2. The negative current collector according to claim 1, wherein said at least one protective layer contains at least one material selected from carbon, silicon, and mixtures thereof.

3. The negative current collector according to claim 1, wherein said protective layer contains at least one material selected from chromium, chromium oxide, or nickel oxide, or stainless steel.

4. The negative current collector according to claim 1, wherein said protective layer is devoid of at least one of fluorinated resin and oxalate.

5. The negative current collector according to claim 1, wherein the material that is likely to be corroded is copper.

6. A method of preparing a coated current collector according to claim 1, wherein said method comprises the deposition of said protective layer on the collector.

7. The method according to claim 5, wherein the deposition is carried out by physical or chemical vapor deposition (PVD or CVD).

8. The electrode comprising a coated current collector according to claim 1, wherein said active material of said electrode is graphite.

9. The electrochemical element comprising a coated current collector according to claim 1 and a solid sulfide electrolyte.

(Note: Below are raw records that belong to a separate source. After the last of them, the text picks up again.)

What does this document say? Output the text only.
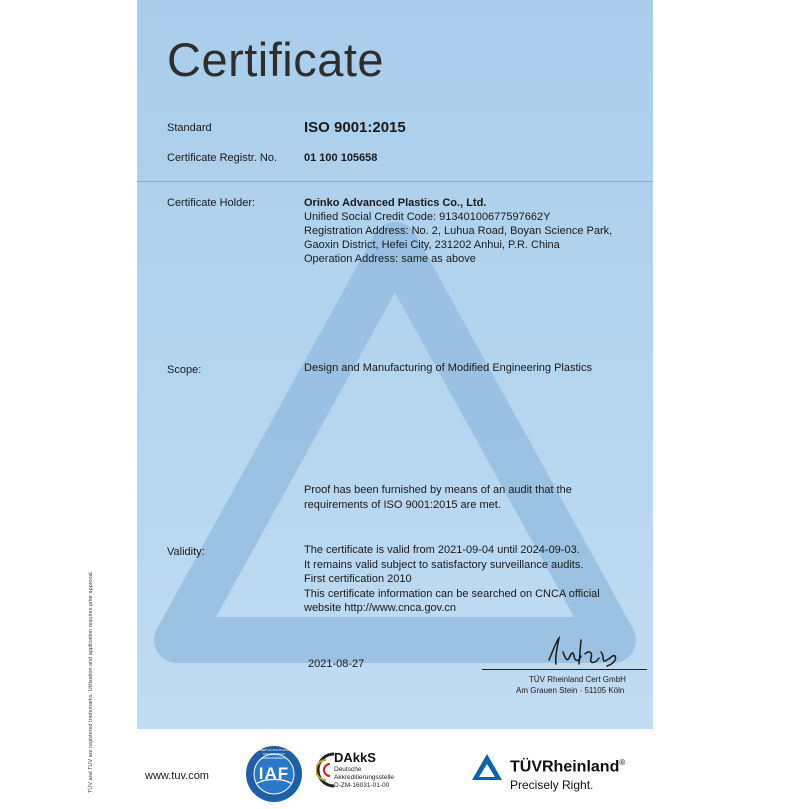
Certificate
Standard	ISO 9001:2015
Certificate Registr. No. 01 100 105658
Certificate Holder:	Orinko Advanced Plastics Co., Ltd.
Unified Social Credit Code: 91340100677597662Y
Registration Address: No. 2, Luhua Road, Boyan Science Park,
Gaoxin District, Hefei City, 231202 Anhui, P.R. China
Operation Address: same as above
Scope:	Design and Manufacturing of Modified Engineering Plastics
Proof has been furnished by means of an audit that the
requirements of ISO 9001:2015 are met.
Validity:	The certificate is valid from 2021-09-04 until 2024-09-03.
It remains valid subject to satisfactory surveillance audits.
First certification 2010
This certificate information can be searched on CNCA official
website http://www.cnca.gov.cn
2021-08-27
TÜV Rheinland Cert GmbH
Am Grauen Stein · 51105 Köln
TÜV and TUV are registered trademarks. Utilisation and application requires prior approval.	www.tuv.com	IAF
MEMBER OF MULTILATERAL RECOGNITION ARRANGEMENT	DAkkS
Deutsche
Akkreditierungsstelle
D-ZM-16031-01-00
TÜVRheinland®
Precisely Right.
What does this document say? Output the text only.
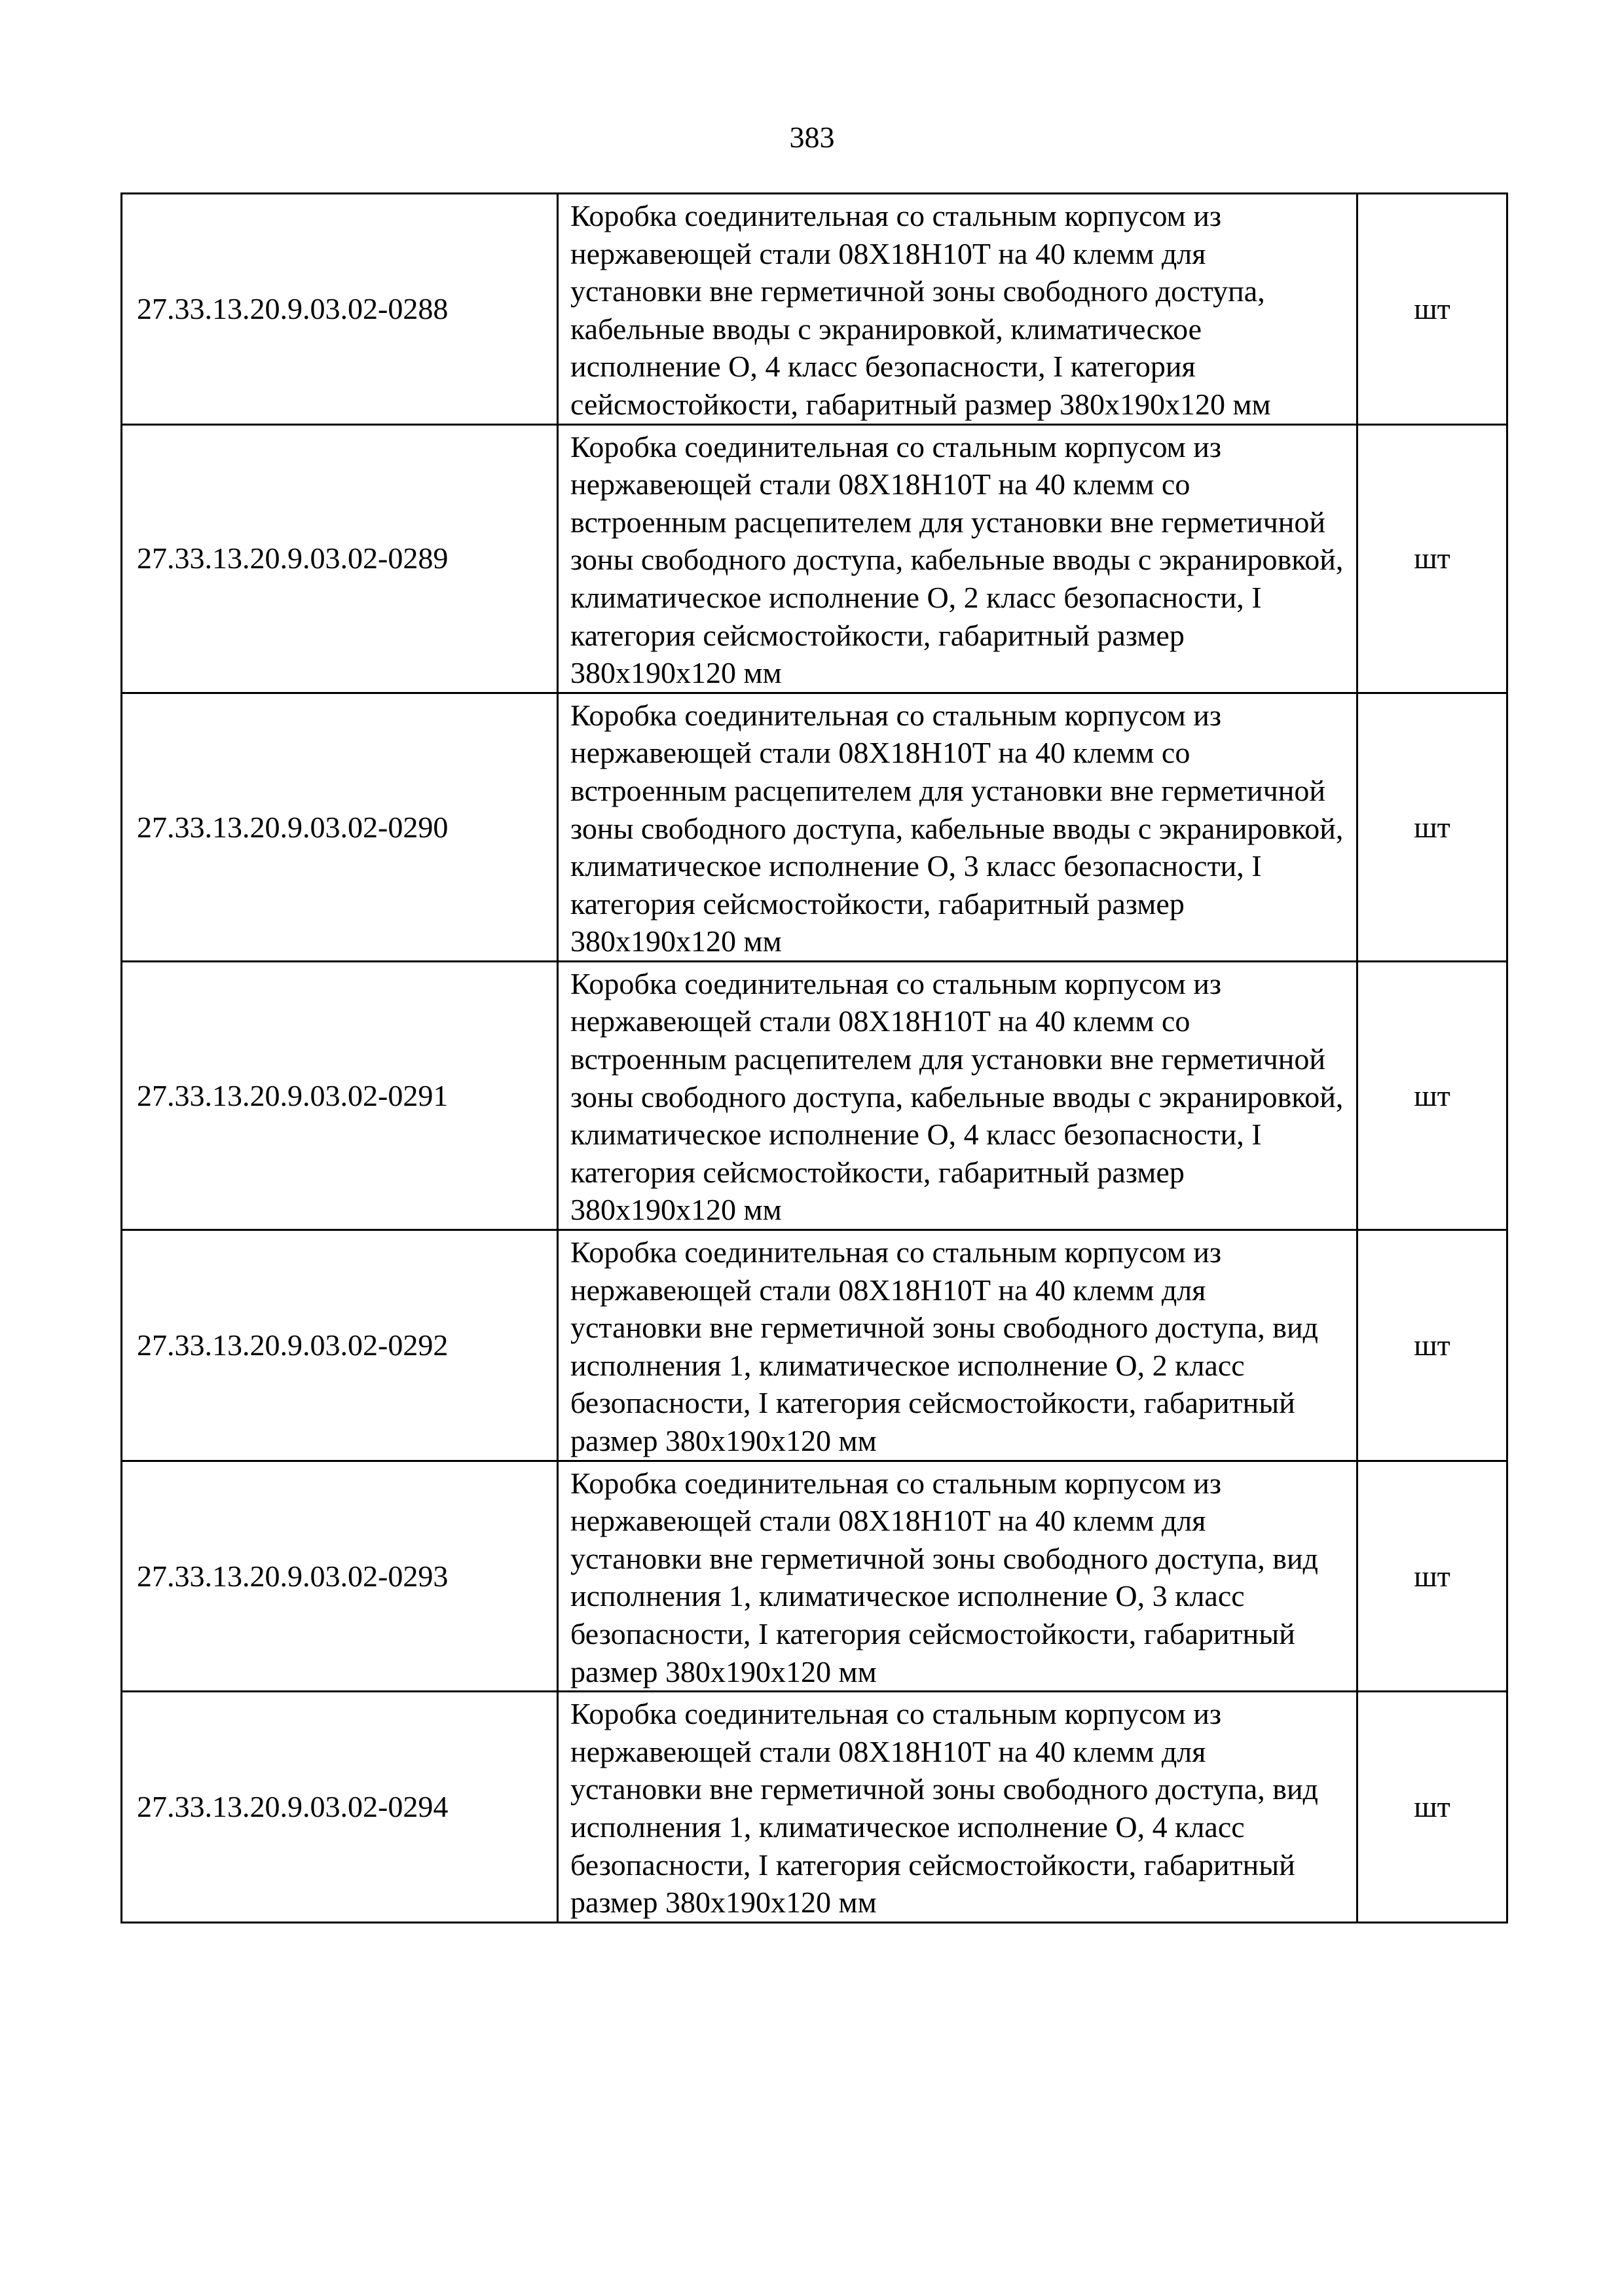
383
27.33.13.20.9.03.02-0288	Коробка соединительная со стальным корпусом из нержавеющей стали 08Х18Н10Т на 40 клемм для установки вне герметичной зоны свободного доступа, кабельные вводы с экранировкой, климатическое исполнение О, 4 класс безопасности, I категория сейсмостойкости, габаритный размер 380х190х120 мм	шт
27.33.13.20.9.03.02-0289	Коробка соединительная со стальным корпусом из нержавеющей стали 08Х18Н10Т на 40 клемм со встроенным расцепителем для установки вне герметичной зоны свободного доступа, кабельные вводы с экранировкой, климатическое исполнение О, 2 класс безопасности, I категория сейсмостойкости, габаритный размер 380х190х120 мм	шт
27.33.13.20.9.03.02-0290	Коробка соединительная со стальным корпусом из нержавеющей стали 08Х18Н10Т на 40 клемм со встроенным расцепителем для установки вне герметичной зоны свободного доступа, кабельные вводы с экранировкой, климатическое исполнение О, 3 класс безопасности, I категория сейсмостойкости, габаритный размер 380х190х120 мм	шт
27.33.13.20.9.03.02-0291	Коробка соединительная со стальным корпусом из нержавеющей стали 08Х18Н10Т на 40 клемм со встроенным расцепителем для установки вне герметичной зоны свободного доступа, кабельные вводы с экранировкой, климатическое исполнение О, 4 класс безопасности, I категория сейсмостойкости, габаритный размер 380х190х120 мм	шт
27.33.13.20.9.03.02-0292	Коробка соединительная со стальным корпусом из нержавеющей стали 08Х18Н10Т на 40 клемм для установки вне герметичной зоны свободного доступа, вид исполнения 1, климатическое исполнение О, 2 класс безопасности, I категория сейсмостойкости, габаритный размер 380х190х120 мм	шт
27.33.13.20.9.03.02-0293	Коробка соединительная со стальным корпусом из нержавеющей стали 08Х18Н10Т на 40 клемм для установки вне герметичной зоны свободного доступа, вид исполнения 1, климатическое исполнение О, 3 класс безопасности, I категория сейсмостойкости, габаритный размер 380х190х120 мм	шт
27.33.13.20.9.03.02-0294	Коробка соединительная со стальным корпусом из нержавеющей стали 08Х18Н10Т на 40 клемм для установки вне герметичной зоны свободного доступа, вид исполнения 1, климатическое исполнение О, 4 класс безопасности, I категория сейсмостойкости, габаритный размер 380х190х120 мм	шт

10. The electrochemical module comprising the stacking of at least two elements according to claim 8, each element being electrically connected to one or more other element(s).

11. The battery comprising one or more modules according to claim 9.

Description

BRIEF DESCRIPTION OF THE DRAWINGS

[0071] FIGS. 1a and 1b show the structure of an electrochemical element according to the invention (FIG. 1a) and the detail of the current collector (FIG. 1b).

[0072] FIG. 2 shows the values of discharged capacity and coulombic efficiency obtained for a cell according to the invention (Cu—Si) and a comparative cell (Cu).

DETAILED DESCRIPTION

[0073] FIG. 1a schematically shows an electrochemical element comprising, at the negative electrode: a current collector (1) coated with a protective layer (2) according to the invention, and at the positive electrode, a current collector (7). The chemical element shown is solid-state, where the anode and cathode are composite, being made of a mixture of active material (3) and (6), respectively, and electrolyte (4).

[0074] The anode and the cathode are separated by the electrolyte.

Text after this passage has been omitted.